Andrew Bardot, chief executive of the International Group of P&I Clubs, was speaking ahead of the start on July 1 of a ban on payment by EU-based insurers of any claims related to the shipment of oil or oil products across Iran’s borders.
A similar ban related to trade in petrochemical products starts on May 1.
Mr Bardot’s views reflect widespread concern among protection and indemnity (P&I) insurers about unforeseen consequences of the Iran sanctions, which explicitly cover insurance payments.
P&I clubs are mutually owned by shipowners and cover their third-party risks such as pollution.
About 95 per cent of the world’s ocean-going ships are reinsured by the London-based International Group and are consequently subject to sanctions.
The ban will extend to risks covered by the “blue card” system of certificates covering pollution by tankers.
On February 20 each year, insurers issue about 8,000 certificates valid for a year, guaranteeing to insure anyone affected by pollution damage from tankers, even if it results from someone else’s mistake.

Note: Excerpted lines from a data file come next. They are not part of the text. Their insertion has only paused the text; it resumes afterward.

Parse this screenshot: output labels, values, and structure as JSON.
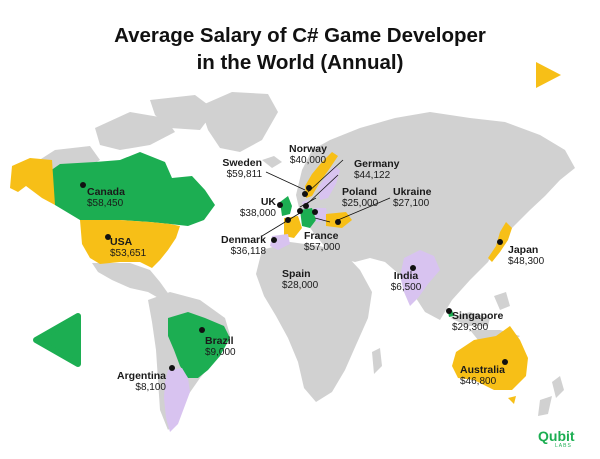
{
  "title": {
    "line1": "Average Salary of C# Game Developer",
    "line2": "in the World (Annual)"
  },
  "colors": {
    "green": "#1cae52",
    "yellow": "#f7bf17",
    "lavender": "#d8c3f0",
    "land": "#d1d1d1",
    "pin": "#111111"
  },
  "countries": [
    {
      "id": "canada",
      "name": "Canada",
      "salary": "$58,450",
      "color": "green"
    },
    {
      "id": "usa",
      "name": "USA",
      "salary": "$53,651",
      "color": "yellow"
    },
    {
      "id": "brazil",
      "name": "Brazil",
      "salary": "$9,000",
      "color": "green"
    },
    {
      "id": "argentina",
      "name": "Argentina",
      "salary": "$8,100",
      "color": "lavender"
    },
    {
      "id": "norway",
      "name": "Norway",
      "salary": "$40,000",
      "color": "yellow"
    },
    {
      "id": "sweden",
      "name": "Sweden",
      "salary": "$59,811",
      "color": "lavender"
    },
    {
      "id": "germany",
      "name": "Germany",
      "salary": "$44,122",
      "color": "green"
    },
    {
      "id": "uk",
      "name": "UK",
      "salary": "$38,000",
      "color": "green"
    },
    {
      "id": "poland",
      "name": "Poland",
      "salary": "$25,000",
      "color": "lavender"
    },
    {
      "id": "ukraine",
      "name": "Ukraine",
      "salary": "$27,100",
      "color": "yellow"
    },
    {
      "id": "denmark",
      "name": "Denmark",
      "salary": "$36,118",
      "color": "lavender"
    },
    {
      "id": "france",
      "name": "France",
      "salary": "$57,000",
      "color": "yellow"
    },
    {
      "id": "spain",
      "name": "Spain",
      "salary": "$28,000",
      "color": "lavender"
    },
    {
      "id": "india",
      "name": "India",
      "salary": "$6,500",
      "color": "lavender"
    },
    {
      "id": "japan",
      "name": "Japan",
      "salary": "$48,300",
      "color": "yellow"
    },
    {
      "id": "singapore",
      "name": "Singapore",
      "salary": "$29,300",
      "color": "green"
    },
    {
      "id": "australia",
      "name": "Australia",
      "salary": "$46,800",
      "color": "yellow"
    }
  ],
  "logo": {
    "text": "Qubit",
    "sub": "LABS"
  }
}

P&I clubs could be barred from honouring claims for pollution incidents during voyages involving Iran covered by a valid blue card.
An executive at one P&I club, speaking on condition of anonymity, said the ban made life “less straightforward” for insurers.
“It means we have that difficult position of being caught in between an obligation under one system and an obligation under another one.”
Mr Bardot said confidence in the system would be so damaged that countries might demand extra pollution cover beyond the blue card before letting vessels trade.
“The system is based on the certainty of availability of compensation, which is guaranteed through the marine insurance system,” Mr Bardot said. “[Sanctions] will completely undermine the situation.”
However, the other executive suggested that the effects might be limited to delays in payment. The UK Treasury and other host governments would probably allow exemptions to sanctions for payments to those affected by pollution, he said.
“If there were some kind of environmental disaster off Singapore and there was a government making direct claims, probably the feeling would be that the Treasury would issue a licence,” the executive said.
The International Maritime Organisation, which sets the rules for international shipping, said it could not comment on the sanctions regime but that it was shipowners’ duty to maintain valid insurance.
The European Commission’s Transport Directorate had no immediate response.